Gilmore would like to see a standalone event for women at Tahiti as a first step. “Then we can pick the conditions that we know will challenge us, but kill us,” she said. This last bit came with very Australian deadpan humor, which I deeply enjoy.

You will not, I think be surprised to learn that Courtney Conlogue would go for it. “I feel like it’s in my blood,” she said. “It’s not that I would be careless about it. I prepare myself in every aspect and I know the risks I’m taking.” Conlogue says she always looked up to women such as Chelsea Georgeson, Rochelle Ballard, and Melanie Bartels, who competed at Teahupo’o when it was still on Tour.

“There’s just something about a barrel,” said Conlogue. “It’s so special. And all the spots like Tahiti are the view of a lifetime. And the adrenaline. I feel like those sensations you get in barrels like that are amazing. There’s probably moments in other sports where you experience that same feeling where everything slows down. But there’s nothing like being barreled where nature is like, hugging you. It’s like this nice little cocoon in the barrel. But I feel like, I would embrace going to Tahiti, for sure!”

Here’s Conlogue in Ireland, recently, going for it. https://www.instagram.com/p/B4aAkIZHgy5/ She looks mighty small on that wave, doesn’t she.

Eventually, the question of a women’s event at a spot like Teahupo’o or Cloudbreak brings us back to the question of money growing on trees. It’s a sport, not Unicef. Sending the women out in giant Teahupo’o probably won’t make the sport look great in the short run.

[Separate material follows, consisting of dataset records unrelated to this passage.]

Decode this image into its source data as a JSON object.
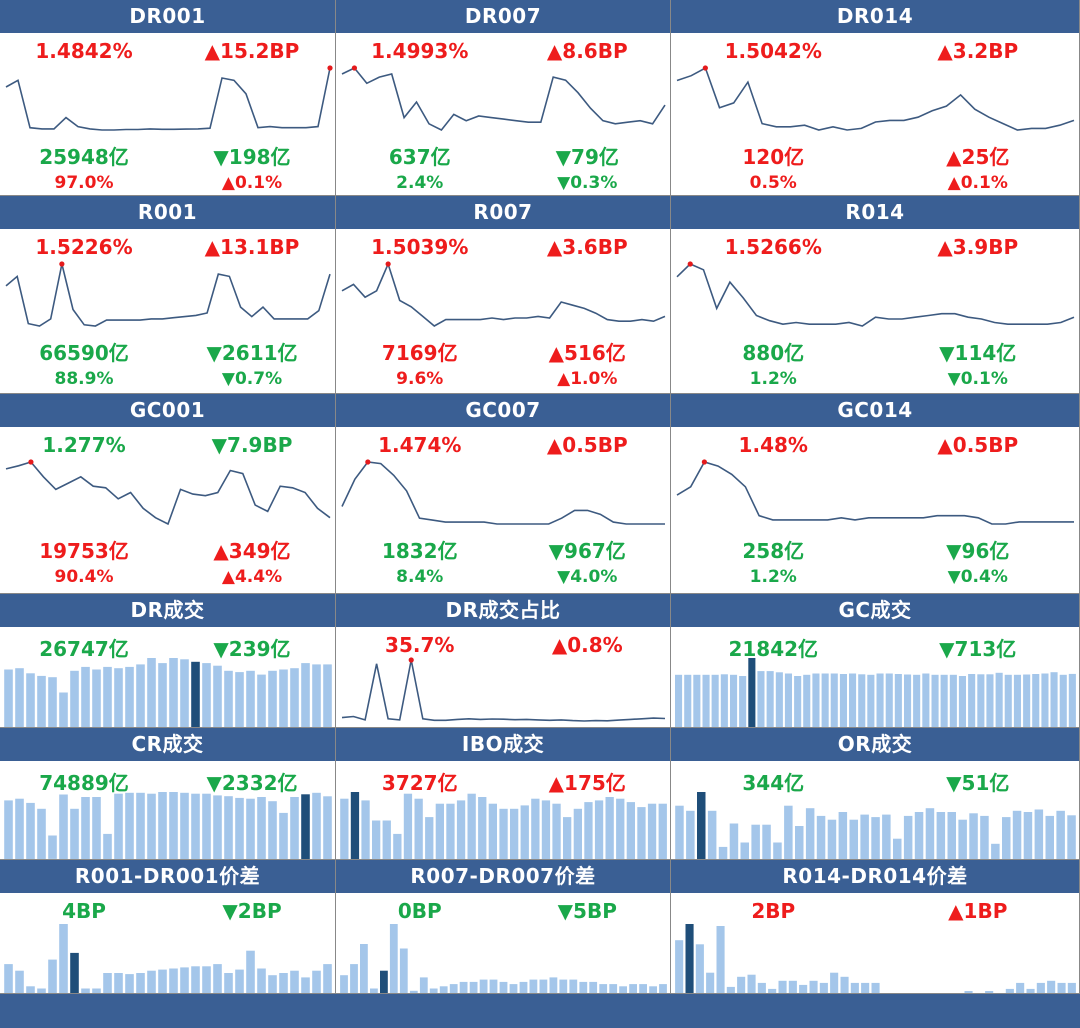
{
  "panels": [
    {
      "title": "DR001",
      "kind": "line",
      "v1": "1.4842%",
      "v1c": "red",
      "v2": "▲15.2BP",
      "v2c": "red",
      "v3": "25948亿",
      "v3c": "green",
      "v4": "▼198亿",
      "v4c": "green",
      "v5": "97.0%",
      "v5c": "red",
      "v6": "▲0.1%",
      "v6c": "red",
      "chart_data": {
        "type": "line",
        "values": [
          1.4,
          1.43,
          1.22,
          1.215,
          1.215,
          1.265,
          1.225,
          1.215,
          1.21,
          1.21,
          1.212,
          1.212,
          1.215,
          1.213,
          1.213,
          1.214,
          1.215,
          1.218,
          1.44,
          1.43,
          1.37,
          1.22,
          1.225,
          1.22,
          1.22,
          1.22,
          1.225,
          1.4842
        ]
      }
    },
    {
      "title": "DR007",
      "kind": "line",
      "v1": "1.4993%",
      "v1c": "red",
      "v2": "▲8.6BP",
      "v2c": "red",
      "v3": "637亿",
      "v3c": "green",
      "v4": "▼79亿",
      "v4c": "green",
      "v5": "2.4%",
      "v5c": "green",
      "v6": "▼0.3%",
      "v6c": "green",
      "chart_data": {
        "type": "line",
        "values": [
          1.48,
          1.4993,
          1.45,
          1.47,
          1.48,
          1.34,
          1.39,
          1.32,
          1.3,
          1.35,
          1.33,
          1.345,
          1.34,
          1.335,
          1.33,
          1.325,
          1.325,
          1.47,
          1.46,
          1.42,
          1.37,
          1.33,
          1.32,
          1.325,
          1.33,
          1.32,
          1.38
        ]
      }
    },
    {
      "title": "DR014",
      "kind": "line",
      "v1": "1.5042%",
      "v1c": "red",
      "v2": "▲3.2BP",
      "v2c": "red",
      "v3": "120亿",
      "v3c": "red",
      "v4": "▲25亿",
      "v4c": "red",
      "v5": "0.5%",
      "v5c": "red",
      "v6": "▲0.1%",
      "v6c": "red",
      "chart_data": {
        "type": "line",
        "values": [
          1.465,
          1.48,
          1.5042,
          1.38,
          1.395,
          1.46,
          1.33,
          1.32,
          1.32,
          1.325,
          1.31,
          1.32,
          1.31,
          1.315,
          1.335,
          1.34,
          1.34,
          1.35,
          1.37,
          1.385,
          1.42,
          1.375,
          1.35,
          1.33,
          1.31,
          1.315,
          1.315,
          1.325,
          1.34
        ]
      }
    },
    {
      "title": "R001",
      "kind": "line",
      "v1": "1.5226%",
      "v1c": "red",
      "v2": "▲13.1BP",
      "v2c": "red",
      "v3": "66590亿",
      "v3c": "green",
      "v4": "▼2611亿",
      "v4c": "green",
      "v5": "88.9%",
      "v5c": "green",
      "v6": "▼0.7%",
      "v6c": "green",
      "chart_data": {
        "type": "line",
        "values": [
          1.43,
          1.47,
          1.27,
          1.26,
          1.29,
          1.5226,
          1.33,
          1.265,
          1.26,
          1.285,
          1.285,
          1.285,
          1.285,
          1.29,
          1.29,
          1.295,
          1.3,
          1.305,
          1.315,
          1.48,
          1.47,
          1.34,
          1.3,
          1.34,
          1.29,
          1.29,
          1.29,
          1.29,
          1.325,
          1.48
        ]
      }
    },
    {
      "title": "R007",
      "kind": "line",
      "v1": "1.5039%",
      "v1c": "red",
      "v2": "▲3.6BP",
      "v2c": "red",
      "v3": "7169亿",
      "v3c": "red",
      "v4": "▲516亿",
      "v4c": "red",
      "v5": "9.6%",
      "v5c": "red",
      "v6": "▲1.0%",
      "v6c": "red",
      "chart_data": {
        "type": "line",
        "values": [
          1.42,
          1.44,
          1.4,
          1.42,
          1.5039,
          1.39,
          1.37,
          1.34,
          1.31,
          1.33,
          1.33,
          1.33,
          1.33,
          1.335,
          1.33,
          1.335,
          1.335,
          1.34,
          1.335,
          1.385,
          1.375,
          1.365,
          1.35,
          1.33,
          1.325,
          1.325,
          1.33,
          1.325,
          1.34
        ]
      }
    },
    {
      "title": "R014",
      "kind": "line",
      "v1": "1.5266%",
      "v1c": "red",
      "v2": "▲3.9BP",
      "v2c": "red",
      "v3": "880亿",
      "v3c": "green",
      "v4": "▼114亿",
      "v4c": "green",
      "v5": "1.2%",
      "v5c": "green",
      "v6": "▼0.1%",
      "v6c": "green",
      "chart_data": {
        "type": "line",
        "values": [
          1.49,
          1.5266,
          1.51,
          1.4,
          1.475,
          1.43,
          1.38,
          1.365,
          1.355,
          1.36,
          1.355,
          1.355,
          1.355,
          1.36,
          1.35,
          1.375,
          1.37,
          1.37,
          1.375,
          1.38,
          1.385,
          1.385,
          1.375,
          1.37,
          1.36,
          1.355,
          1.355,
          1.355,
          1.355,
          1.36,
          1.375
        ]
      }
    },
    {
      "title": "GC001",
      "kind": "line",
      "v1": "1.277%",
      "v1c": "green",
      "v2": "▼7.9BP",
      "v2c": "green",
      "v3": "19753亿",
      "v3c": "red",
      "v4": "▲349亿",
      "v4c": "red",
      "v5": "90.4%",
      "v5c": "red",
      "v6": "▲4.4%",
      "v6c": "red",
      "chart_data": {
        "type": "line",
        "values": [
          1.255,
          1.265,
          1.277,
          1.23,
          1.19,
          1.21,
          1.23,
          1.2,
          1.195,
          1.16,
          1.18,
          1.13,
          1.1,
          1.08,
          1.19,
          1.175,
          1.17,
          1.18,
          1.25,
          1.24,
          1.14,
          1.12,
          1.2,
          1.195,
          1.18,
          1.13,
          1.1
        ]
      }
    },
    {
      "title": "GC007",
      "kind": "line",
      "v1": "1.474%",
      "v1c": "red",
      "v2": "▲0.5BP",
      "v2c": "red",
      "v3": "1832亿",
      "v3c": "green",
      "v4": "▼967亿",
      "v4c": "green",
      "v5": "8.4%",
      "v5c": "green",
      "v6": "▼4.0%",
      "v6c": "green",
      "chart_data": {
        "type": "line",
        "values": [
          1.36,
          1.43,
          1.474,
          1.47,
          1.44,
          1.4,
          1.33,
          1.325,
          1.32,
          1.32,
          1.32,
          1.32,
          1.315,
          1.315,
          1.315,
          1.315,
          1.315,
          1.33,
          1.35,
          1.35,
          1.34,
          1.32,
          1.315,
          1.315,
          1.315,
          1.315
        ]
      }
    },
    {
      "title": "GC014",
      "kind": "line",
      "v1": "1.48%",
      "v1c": "red",
      "v2": "▲0.5BP",
      "v2c": "red",
      "v3": "258亿",
      "v3c": "green",
      "v4": "▼96亿",
      "v4c": "green",
      "v5": "1.2%",
      "v5c": "green",
      "v6": "▼0.4%",
      "v6c": "green",
      "chart_data": {
        "type": "line",
        "values": [
          1.4,
          1.42,
          1.48,
          1.47,
          1.45,
          1.42,
          1.35,
          1.34,
          1.34,
          1.34,
          1.34,
          1.34,
          1.345,
          1.34,
          1.345,
          1.345,
          1.345,
          1.345,
          1.345,
          1.35,
          1.35,
          1.35,
          1.345,
          1.33,
          1.33,
          1.335,
          1.335,
          1.335,
          1.335,
          1.335
        ]
      }
    },
    {
      "title": "DR成交",
      "kind": "bar",
      "v1": "26747亿",
      "v1c": "green",
      "v2": "▼239亿",
      "v2c": "green",
      "v3": "",
      "v3c": "",
      "v4": "",
      "v4c": "",
      "v5": "",
      "v5c": "",
      "v6": "",
      "v6c": "",
      "chart_data": {
        "type": "bar",
        "highlight": 17,
        "values": [
          22500,
          23000,
          21000,
          20000,
          19500,
          13500,
          22000,
          23500,
          22500,
          23500,
          23000,
          23500,
          24500,
          26986,
          25000,
          27000,
          26500,
          25500,
          25000,
          24000,
          22000,
          21500,
          22000,
          20500,
          22000,
          22500,
          23000,
          25000,
          24500,
          24500
        ]
      }
    },
    {
      "title": "DR成交占比",
      "kind": "line",
      "v1": "35.7%",
      "v1c": "red",
      "v2": "▲0.8%",
      "v2c": "red",
      "v3": "",
      "v3c": "",
      "v4": "",
      "v4c": "",
      "v5": "",
      "v5c": "",
      "v6": "",
      "v6c": "",
      "chart_data": {
        "type": "line",
        "values": [
          10,
          10.5,
          9,
          34,
          9.5,
          9,
          35.7,
          9.5,
          8.8,
          8.8,
          9.2,
          9.5,
          9.2,
          9.4,
          9.3,
          9.1,
          9.2,
          9.0,
          8.8,
          9.0,
          8.7,
          8.5,
          8.7,
          8.6,
          8.9,
          9.2,
          9.5,
          9.8,
          9.6
        ]
      }
    },
    {
      "title": "GC成交",
      "kind": "bar",
      "v1": "21842亿",
      "v1c": "green",
      "v2": "▼713亿",
      "v2c": "green",
      "v3": "",
      "v3c": "",
      "v4": "",
      "v4c": "",
      "v5": "",
      "v5c": "",
      "v6": "",
      "v6c": "",
      "chart_data": {
        "type": "bar",
        "highlight": 8,
        "values": [
          21500,
          21500,
          21500,
          21500,
          21500,
          21700,
          21500,
          21000,
          28400,
          23000,
          23000,
          22500,
          22000,
          21000,
          21500,
          22000,
          22000,
          22000,
          21800,
          22000,
          21700,
          21500,
          22000,
          22000,
          21800,
          21600,
          21500,
          22000,
          21500,
          21500,
          21500,
          21000,
          21800,
          21700,
          21700,
          22300,
          21500,
          21500,
          21600,
          21800,
          22000,
          22555,
          21500,
          21842
        ]
      }
    },
    {
      "title": "CR成交",
      "kind": "bar",
      "v1": "74889亿",
      "v1c": "green",
      "v2": "▼2332亿",
      "v2c": "green",
      "v3": "",
      "v3c": "",
      "v4": "",
      "v4c": "",
      "v5": "",
      "v5c": "",
      "v6": "",
      "v6c": "",
      "chart_data": {
        "type": "bar",
        "highlight": 27,
        "values": [
          70000,
          72000,
          67000,
          60000,
          28000,
          77000,
          60000,
          74000,
          74000,
          30000,
          78000,
          79000,
          79000,
          78000,
          80000,
          80000,
          79000,
          78000,
          78000,
          76000,
          75000,
          73000,
          72000,
          74000,
          69000,
          55000,
          74000,
          77221,
          79000,
          74889
        ]
      }
    },
    {
      "title": "IBO成交",
      "kind": "bar",
      "v1": "3727亿",
      "v1c": "red",
      "v2": "▲175亿",
      "v2c": "red",
      "v3": "",
      "v3c": "",
      "v4": "",
      "v4c": "",
      "v5": "",
      "v5c": "",
      "v6": "",
      "v6c": "",
      "chart_data": {
        "type": "bar",
        "highlight": 1,
        "values": [
          3600,
          4000,
          3500,
          2300,
          2300,
          1500,
          3900,
          3600,
          2500,
          3300,
          3300,
          3500,
          3900,
          3700,
          3300,
          3000,
          3000,
          3200,
          3600,
          3500,
          3300,
          2500,
          3000,
          3400,
          3500,
          3700,
          3600,
          3400,
          3100,
          3300,
          3300
        ]
      }
    },
    {
      "title": "OR成交",
      "kind": "bar",
      "v1": "344亿",
      "v1c": "green",
      "v2": "▼51亿",
      "v2c": "green",
      "v3": "",
      "v3c": "",
      "v4": "",
      "v4c": "",
      "v5": "",
      "v5c": "",
      "v6": "",
      "v6c": "",
      "chart_data": {
        "type": "bar",
        "highlight": 2,
        "values": [
          420,
          380,
          528,
          380,
          95,
          280,
          130,
          270,
          270,
          130,
          420,
          260,
          400,
          340,
          310,
          370,
          310,
          350,
          330,
          350,
          160,
          340,
          370,
          400,
          370,
          370,
          310,
          360,
          340,
          120,
          330,
          380,
          370,
          390,
          340,
          380,
          344
        ]
      }
    },
    {
      "title": "R001-DR001价差",
      "kind": "bar",
      "v1": "4BP",
      "v1c": "green",
      "v2": "▼2BP",
      "v2c": "green",
      "v3": "",
      "v3c": "",
      "v4": "",
      "v4c": "",
      "v5": "",
      "v5c": "",
      "v6": "",
      "v6c": "",
      "chart_data": {
        "type": "bar",
        "highlight": 6,
        "values": [
          13,
          10,
          3,
          2,
          15,
          31,
          18,
          2,
          2,
          9,
          9,
          8.5,
          9,
          10,
          10.5,
          11,
          11.5,
          12,
          12,
          13,
          9,
          10.5,
          19,
          11,
          8,
          9,
          10,
          7,
          10,
          13
        ]
      }
    },
    {
      "title": "R007-DR007价差",
      "kind": "bar",
      "v1": "0BP",
      "v1c": "green",
      "v2": "▼5BP",
      "v2c": "green",
      "v3": "",
      "v3c": "",
      "v4": "",
      "v4c": "",
      "v5": "",
      "v5c": "",
      "v6": "",
      "v6c": "",
      "chart_data": {
        "type": "bar",
        "highlight": 4,
        "values": [
          8,
          13,
          22,
          2,
          10,
          31,
          20,
          1,
          7,
          2,
          3,
          4,
          5,
          5,
          6,
          6,
          5,
          4,
          5,
          6,
          6,
          7,
          6,
          6,
          5,
          5,
          4,
          4,
          3,
          4,
          4,
          3,
          4
        ]
      }
    },
    {
      "title": "R014-DR014价差",
      "kind": "bar",
      "v1": "2BP",
      "v1c": "red",
      "v2": "▲1BP",
      "v2c": "red",
      "v3": "",
      "v3c": "",
      "v4": "",
      "v4c": "",
      "v5": "",
      "v5c": "",
      "v6": "",
      "v6c": "",
      "chart_data": {
        "type": "bar",
        "highlight": 1,
        "values": [
          26,
          34,
          24,
          10,
          33,
          3,
          8,
          9,
          5,
          2,
          6,
          6,
          4,
          6,
          5,
          10,
          8,
          5,
          5,
          5,
          0,
          0,
          0,
          0,
          0,
          0,
          0,
          0,
          1,
          0,
          1,
          0,
          2,
          5,
          2,
          5,
          6,
          5,
          5
        ]
      }
    }
  ],
  "colors": {
    "header": "#3a5f94",
    "line": "#3d5a80",
    "bar": "#a4c6ea",
    "bar_highlight": "#1f4e79",
    "dot": "#e41a1c",
    "red": "#ee1c1c",
    "green": "#1aa84a"
  }
}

In the long run, though, raising the level means pushing boundaries and making friends with fear.

Casey Brown, one of the top women in freeride mountain biking says it well: “There’s never going to be stories from comfort and security. And there will be fear out there, but you’re going to do it anyway. Because you’re best friends with fear. Fear’s your buddy.”

lululemon, your favorite new surf brand

The Maui Pro starts on 25 November and yes, yes, of course, I will write about it. I did not mean to wander off during Portugal. Sometimes, things happen over here! I love Honolua the most and will have my eyes glued to every heat, while also chewing my nails down to nothing over the world title race.

For the 2019 edition of Maui Pro, clothing brand lululemon has stepped in as the title sponsor. lululemon Maui Pro. And yes, the brand does not capitalize the first letter. Don’t say you never learned anything here at Beachgrit! It is so educational. As you all know, because you watch her heats obsessively, lululemon currently sponsors Malia Manuel.

What could lululemon possibly have to do with me, I ask, eyeing my teetering pile of color-coordinated sports bras and work-out wear. Yes, yes, my gym clothes have to match. I blame the part where lifting involves standing in front of an assortment of mirrors for two hours. Honestly, it’s amazingly distracting if your sports bra does not match your tights. And socks! If my socks don’t match, it’s totally over.

Also, the plates must be reracked by size. But really, I’m not at all OCD. It’s fine over here! It’s totally fine.

Okay, let’s all watch the lululemon Maui Pro in two weeks and you can hold my hand when it gets too stressful! I get so nervous when the title race is super close. Please come hold my hand and watch the scary heats with me!